O gece ve o geceyi takip eden gecelerde çok garip bir şey olmuş; hiç hesapta olmayan bir şey... Her şey yoluna gireceğine daha da sarpa sarmış. Çünkü gerçeği anladığını ve problemi çözdüğünü sanan kadın aslında yanılmış...


Fil evden çıkmış çıkmasına ama filin kalbi hala mutfaktaymış... Kadın, bir tek gece bile uyuyamıyormuş. Evet artık ortalığı kırıp geçiren bir fil ve kör karanlıkta kalınan geceler yokmuş fakat filin kalp atışları daima kulaklarındaymış... Pek çok defa sabaha kadar oturmuş ve son gece kapıya gelen kadına neden bu kalbi de veremediğini düşünmüş. Sonunda, ne kadar büyük bir yanılgıya düştüğünü anlamış...
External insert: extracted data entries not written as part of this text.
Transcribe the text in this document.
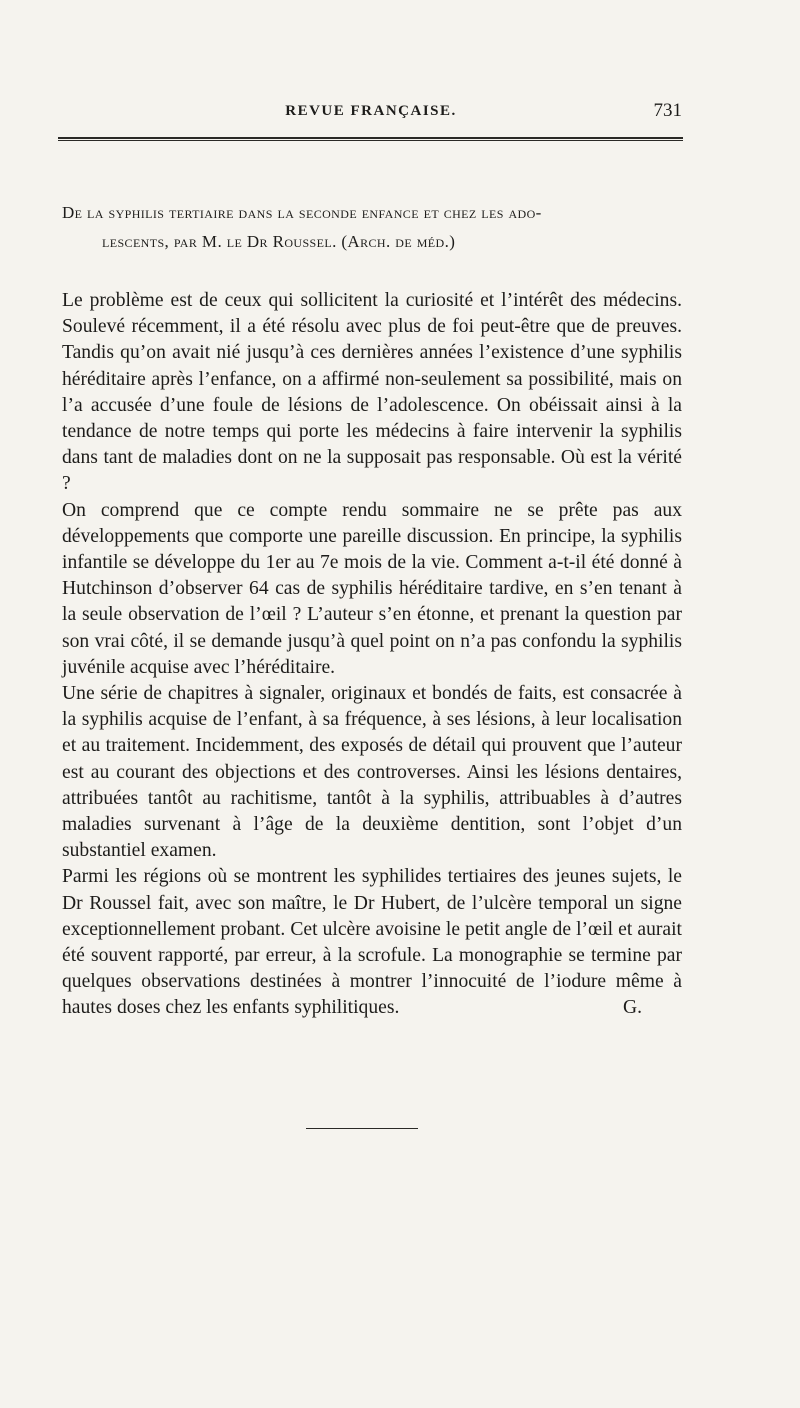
REVUE FRANÇAISE.	731
De la syphilis tertiaire dans la seconde enfance et chez les ado-
lescents, par M. le Dr Roussel. (Arch. de méd.)

Le problème est de ceux qui sollicitent la curiosité et l’intérêt des médecins. Soulevé récemment, il a été résolu avec plus de foi peut-être que de preuves. Tandis qu’on avait nié jusqu’à ces dernières années l’existence d’une syphilis héréditaire après l’enfance, on a affirmé non-seulement sa possibilité, mais on l’a accusée d’une foule de lésions de l’adolescence. On obéissait ainsi à la tendance de notre temps qui porte les médecins à faire intervenir la syphilis dans tant de maladies dont on ne la supposait pas responsable. Où est la vérité ?

On comprend que ce compte rendu sommaire ne se prête pas aux développements que comporte une pareille discussion. En principe, la syphilis infantile se développe du 1er au 7e mois de la vie. Comment a-t-il été donné à Hutchinson d’observer 64 cas de syphilis héréditaire tardive, en s’en tenant à la seule observation de l’œil ? L’auteur s’en étonne, et prenant la question par son vrai côté, il se demande jusqu’à quel point on n’a pas confondu la syphilis juvénile acquise avec l’héréditaire.

Une série de chapitres à signaler, originaux et bondés de faits, est consacrée à la syphilis acquise de l’enfant, à sa fréquence, à ses lésions, à leur localisation et au traitement. Incidemment, des exposés de détail qui prouvent que l’auteur est au courant des objections et des controverses. Ainsi les lésions dentaires, attribuées tantôt au rachitisme, tantôt à la syphilis, attribuables à d’autres maladies survenant à l’âge de la deuxième dentition, sont l’objet d’un substantiel examen.

Parmi les régions où se montrent les syphilides tertiaires des jeunes sujets, le Dr Roussel fait, avec son maître, le Dr Hubert, de l’ulcère temporal un signe exceptionnellement probant. Cet ulcère avoisine le petit angle de l’œil et aurait été souvent rapporté, par erreur, à la scrofule. La monographie se termine par quelques observations destinées à montrer l’innocuité de l’iodure même à hautes doses chez les enfants syphilitiques.	G.
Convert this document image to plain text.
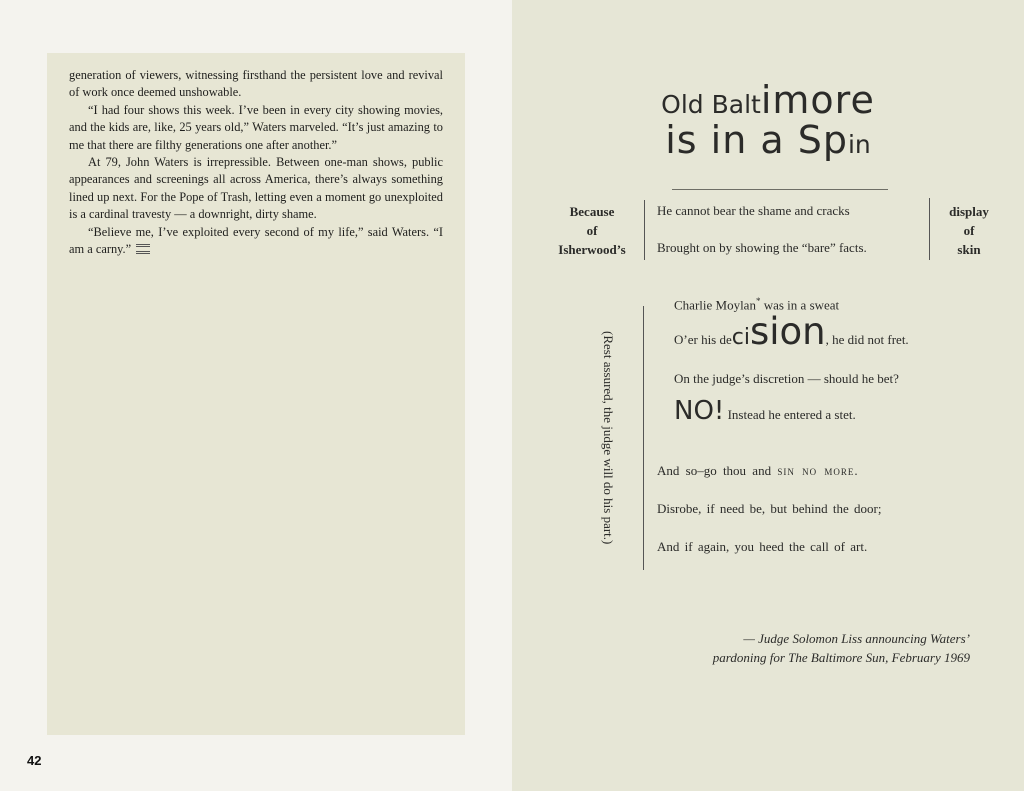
generation of viewers, witnessing firsthand the persistent love and revival of work once deemed unshowable.

“I had four shows this week. I’ve been in every city showing movies, and the kids are, like, 25 years old,” Waters marveled. “It’s just amazing to me that there are filthy generations one after another.”

At 79, John Waters is irrepressible. Between one-man shows, public appearances and screenings all across America, there’s always something lined up next. For the Pope of Trash, letting even a moment go unexploited is a cardinal travesty — a downright, dirty shame.

“Believe me, I’ve exploited every second of my life,” said Waters. “I am a carny.”

42
Old Baltimore
is in a Spin
Because
of
Isherwood’s
He cannot bear the shame and cracks
Brought on by showing the “bare” facts.
display
of
skin
(Rest assured, the judge will do his part.)
Charlie Moylan* was in a sweat
O’er his decision, he did not fret.
On the judge’s discretion — should he bet?
NO! Instead he entered a stet.
And so–go thou and sin no more.
Disrobe, if need be, but behind the door;
And if again, you heed the call of art.
— Judge Solomon Liss announcing Waters’
pardoning for The Baltimore Sun, February 1969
Kadını arayıp bulmayı ve ona filin kalbini vermeyi düşünmüşse de, aslında buna cesareti yokmuş. Zaten diğer kadının da filin kalbinin peşine düştüğü yokmuş.
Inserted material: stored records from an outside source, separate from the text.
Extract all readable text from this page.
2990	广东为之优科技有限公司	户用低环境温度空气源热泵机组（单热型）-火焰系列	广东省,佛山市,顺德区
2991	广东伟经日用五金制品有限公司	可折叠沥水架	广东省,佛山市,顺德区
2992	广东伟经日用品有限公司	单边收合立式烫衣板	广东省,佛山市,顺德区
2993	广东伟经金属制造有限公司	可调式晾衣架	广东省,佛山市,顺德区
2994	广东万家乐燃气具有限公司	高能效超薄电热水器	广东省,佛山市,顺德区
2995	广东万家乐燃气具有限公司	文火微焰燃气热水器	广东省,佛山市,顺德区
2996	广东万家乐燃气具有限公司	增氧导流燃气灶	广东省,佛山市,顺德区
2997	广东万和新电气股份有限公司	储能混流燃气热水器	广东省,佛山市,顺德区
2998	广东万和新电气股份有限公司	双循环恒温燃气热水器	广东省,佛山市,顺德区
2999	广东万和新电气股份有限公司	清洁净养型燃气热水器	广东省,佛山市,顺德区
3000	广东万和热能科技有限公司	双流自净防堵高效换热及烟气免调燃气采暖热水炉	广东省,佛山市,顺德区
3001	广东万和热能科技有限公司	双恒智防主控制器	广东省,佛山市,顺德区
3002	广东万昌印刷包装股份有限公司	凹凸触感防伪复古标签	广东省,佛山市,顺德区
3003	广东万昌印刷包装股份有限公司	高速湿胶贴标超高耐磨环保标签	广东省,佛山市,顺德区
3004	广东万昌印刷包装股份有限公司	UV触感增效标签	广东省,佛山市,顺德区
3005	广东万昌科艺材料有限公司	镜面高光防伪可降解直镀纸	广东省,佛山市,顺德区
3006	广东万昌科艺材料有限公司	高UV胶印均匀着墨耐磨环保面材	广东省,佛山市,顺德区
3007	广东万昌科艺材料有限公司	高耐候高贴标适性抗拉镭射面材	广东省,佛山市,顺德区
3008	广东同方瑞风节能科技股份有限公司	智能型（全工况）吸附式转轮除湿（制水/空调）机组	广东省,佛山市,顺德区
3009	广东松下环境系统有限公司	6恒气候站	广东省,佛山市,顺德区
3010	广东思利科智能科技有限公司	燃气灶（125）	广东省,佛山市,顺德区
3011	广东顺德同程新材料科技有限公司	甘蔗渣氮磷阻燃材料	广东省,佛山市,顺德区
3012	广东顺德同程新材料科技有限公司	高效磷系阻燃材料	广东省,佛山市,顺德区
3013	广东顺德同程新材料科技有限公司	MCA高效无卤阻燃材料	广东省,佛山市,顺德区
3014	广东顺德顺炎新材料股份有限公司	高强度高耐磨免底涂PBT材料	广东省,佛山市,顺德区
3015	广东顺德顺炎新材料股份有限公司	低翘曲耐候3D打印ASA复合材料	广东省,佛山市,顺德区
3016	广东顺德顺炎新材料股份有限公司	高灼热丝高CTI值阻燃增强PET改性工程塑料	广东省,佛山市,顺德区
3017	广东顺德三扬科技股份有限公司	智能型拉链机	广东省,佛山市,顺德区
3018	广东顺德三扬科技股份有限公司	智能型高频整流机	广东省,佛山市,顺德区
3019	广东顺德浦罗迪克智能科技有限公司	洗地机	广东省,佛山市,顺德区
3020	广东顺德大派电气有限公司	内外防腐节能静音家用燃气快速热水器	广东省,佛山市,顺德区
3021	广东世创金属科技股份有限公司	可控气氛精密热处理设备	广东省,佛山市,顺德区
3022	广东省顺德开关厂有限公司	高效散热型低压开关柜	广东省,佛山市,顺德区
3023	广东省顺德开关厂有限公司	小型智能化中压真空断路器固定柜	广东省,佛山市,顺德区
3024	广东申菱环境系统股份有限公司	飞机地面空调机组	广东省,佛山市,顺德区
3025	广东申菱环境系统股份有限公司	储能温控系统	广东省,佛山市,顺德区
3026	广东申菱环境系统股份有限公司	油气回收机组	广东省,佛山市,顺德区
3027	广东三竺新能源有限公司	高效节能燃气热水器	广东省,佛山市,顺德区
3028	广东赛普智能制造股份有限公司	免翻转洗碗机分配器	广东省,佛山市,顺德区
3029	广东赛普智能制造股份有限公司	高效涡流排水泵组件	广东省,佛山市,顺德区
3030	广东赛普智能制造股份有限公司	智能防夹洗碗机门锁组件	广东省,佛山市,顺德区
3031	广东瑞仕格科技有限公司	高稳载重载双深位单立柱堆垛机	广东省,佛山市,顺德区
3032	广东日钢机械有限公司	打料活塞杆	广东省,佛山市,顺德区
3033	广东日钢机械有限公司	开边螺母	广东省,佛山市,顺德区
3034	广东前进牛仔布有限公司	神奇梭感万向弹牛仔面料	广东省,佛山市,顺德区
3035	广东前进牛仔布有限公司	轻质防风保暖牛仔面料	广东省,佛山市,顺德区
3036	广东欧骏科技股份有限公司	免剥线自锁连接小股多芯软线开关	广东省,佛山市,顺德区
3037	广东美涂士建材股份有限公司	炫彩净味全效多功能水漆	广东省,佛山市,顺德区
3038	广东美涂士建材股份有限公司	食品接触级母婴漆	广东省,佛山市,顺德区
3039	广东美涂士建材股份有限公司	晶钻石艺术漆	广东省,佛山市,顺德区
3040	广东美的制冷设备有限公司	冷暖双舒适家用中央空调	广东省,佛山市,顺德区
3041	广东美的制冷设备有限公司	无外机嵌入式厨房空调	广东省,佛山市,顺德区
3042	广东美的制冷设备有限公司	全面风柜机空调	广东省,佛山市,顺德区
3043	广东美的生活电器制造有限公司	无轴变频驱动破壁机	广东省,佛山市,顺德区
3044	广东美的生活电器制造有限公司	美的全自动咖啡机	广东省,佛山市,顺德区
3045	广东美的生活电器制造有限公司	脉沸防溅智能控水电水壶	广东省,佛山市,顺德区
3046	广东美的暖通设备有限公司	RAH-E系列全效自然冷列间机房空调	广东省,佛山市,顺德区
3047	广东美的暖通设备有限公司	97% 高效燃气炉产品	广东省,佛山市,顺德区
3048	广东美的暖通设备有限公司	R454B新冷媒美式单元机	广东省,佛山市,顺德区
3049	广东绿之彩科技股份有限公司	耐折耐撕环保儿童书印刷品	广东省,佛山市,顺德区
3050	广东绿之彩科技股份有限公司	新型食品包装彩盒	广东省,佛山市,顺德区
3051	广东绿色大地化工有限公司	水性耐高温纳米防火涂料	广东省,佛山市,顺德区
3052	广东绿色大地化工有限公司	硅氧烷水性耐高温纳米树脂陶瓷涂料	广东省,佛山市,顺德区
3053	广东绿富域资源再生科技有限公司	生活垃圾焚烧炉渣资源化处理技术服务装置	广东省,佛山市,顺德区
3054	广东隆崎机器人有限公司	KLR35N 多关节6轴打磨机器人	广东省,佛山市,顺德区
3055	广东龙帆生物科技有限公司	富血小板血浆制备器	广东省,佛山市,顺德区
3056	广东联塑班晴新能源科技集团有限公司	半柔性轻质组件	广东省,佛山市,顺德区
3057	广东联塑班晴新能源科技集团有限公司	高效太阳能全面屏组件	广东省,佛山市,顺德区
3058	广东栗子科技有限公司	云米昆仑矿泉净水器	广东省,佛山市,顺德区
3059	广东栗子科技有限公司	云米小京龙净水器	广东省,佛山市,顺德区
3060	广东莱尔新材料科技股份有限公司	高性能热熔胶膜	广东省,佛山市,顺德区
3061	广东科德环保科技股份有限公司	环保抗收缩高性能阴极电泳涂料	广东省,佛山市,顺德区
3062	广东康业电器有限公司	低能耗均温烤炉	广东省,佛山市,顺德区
Kadın, gümüş eşyalarla dolu evinde pek çok uykusuz gece geçirmiş. Pek çok kitap okumuş ve onlarca farklı öğreti arasında bir sihirli cümle arayıp durmuş derdine çare olacak. Ama bulamamış...


Hala yollardaymış. Elinde bir parça mendil ve içinde filin kalbiyle dolanıp duruyormuş... Bazıları Kuzey Denizi'ne gitti diyorlar onun için. Bazıları ise durmadan yakındığını, elindeki mendilin ağırlığıyla ilgili garip hikayeler anlatan bir meczuba dönüştüğünü söylüyorlar...
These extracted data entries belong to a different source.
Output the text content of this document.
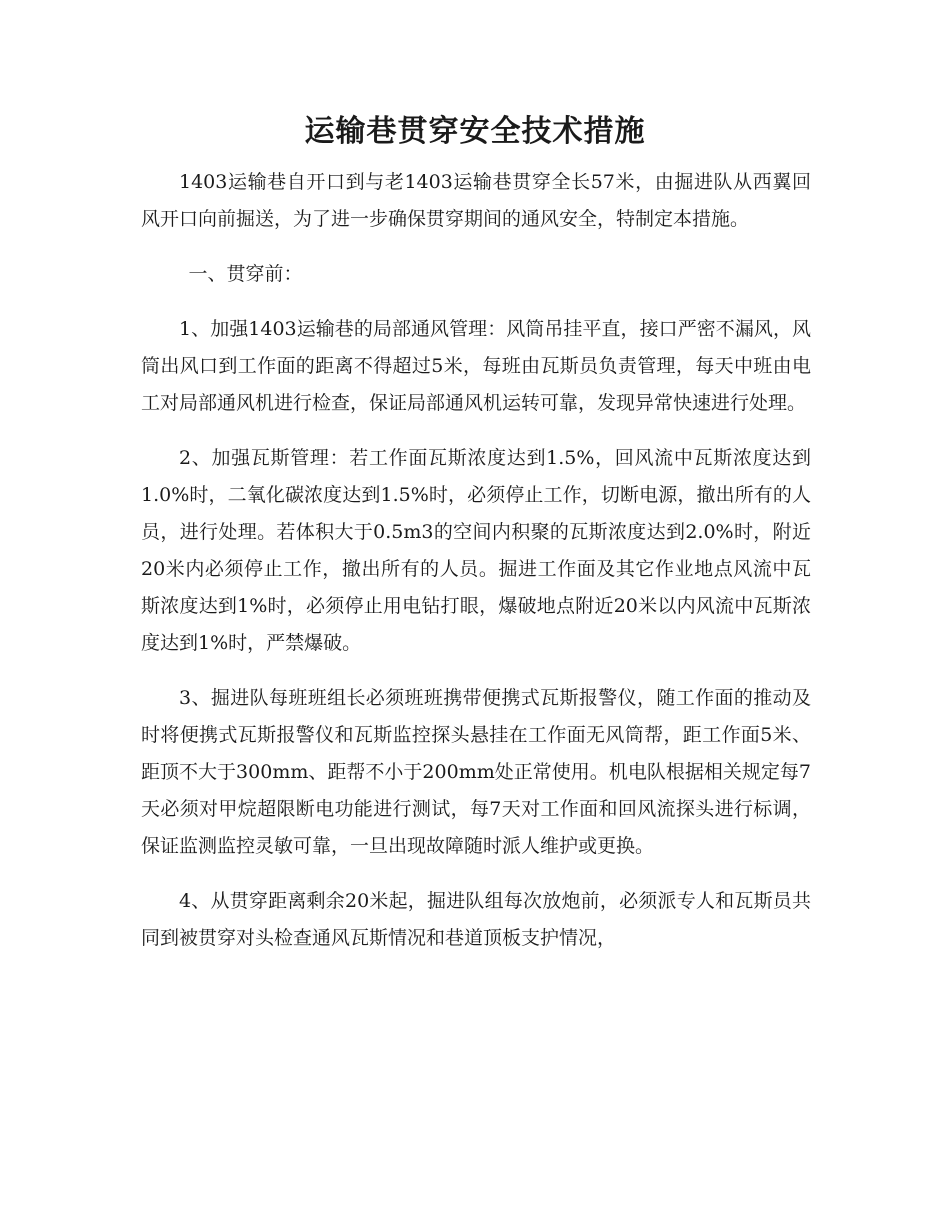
运输巷贯穿安全技术措施

1403运输巷自开口到与老1403运输巷贯穿全长57米，由掘进队从西翼回风开口向前掘送，为了进一步确保贯穿期间的通风安全，特制定本措施。

一、贯穿前：

1、加强1403运输巷的局部通风管理：风筒吊挂平直，接口严密不漏风，风筒出风口到工作面的距离不得超过5米，每班由瓦斯员负责管理，每天中班由电工对局部通风机进行检查，保证局部通风机运转可靠，发现异常快速进行处理。

2、加强瓦斯管理：若工作面瓦斯浓度达到1.5%，回风流中瓦斯浓度达到1.0%时，二氧化碳浓度达到1.5%时，必须停止工作，切断电源，撤出所有的人员，进行处理。若体积大于0.5m3的空间内积聚的瓦斯浓度达到2.0%时，附近20米内必须停止工作，撤出所有的人员。掘进工作面及其它作业地点风流中瓦斯浓度达到1%时，必须停止用电钻打眼，爆破地点附近20米以内风流中瓦斯浓度达到1%时，严禁爆破。

3、掘进队每班班组长必须班班携带便携式瓦斯报警仪，随工作面的推动及时将便携式瓦斯报警仪和瓦斯监控探头悬挂在工作面无风筒帮，距工作面5米、距顶不大于300mm、距帮不小于200mm处正常使用。机电队根据相关规定每7天必须对甲烷超限断电功能进行测试，每7天对工作面和回风流探头进行标调，保证监测监控灵敏可靠，一旦出现故障随时派人维护或更换。

4、从贯穿距离剩余20米起，掘进队组每次放炮前，必须派专人和瓦斯员共同到被贯穿对头检查通风瓦斯情况和巷道顶板支护情况，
Eğer ben bu kadını bulabilseydim ona filin kalbinin de aslında kendi kalbi olduğunu ve o cam eşyalardan kurtulmanın kendisi özgürleştirdiğini söylemek isterdim. İyi ve kötü her neyimiz varsa hepsiyle devam etmeyi öğrenmekten başka çaremiz yok demek isterdim. Acaba aynanın karşısına geçsem ve kendi gözlerime bakarak sanki o kadınla konuşuyormuş gibi yapsam bir faydası olur mu? Yoksa hocam gibi sadece sussam o kadın bütün bunları bir gün anlar mı? Anlama anı daima mutluluk verir mi? Durmadan peşinde koştuğumuz mutluluk acaba gerçekten gerekli midir?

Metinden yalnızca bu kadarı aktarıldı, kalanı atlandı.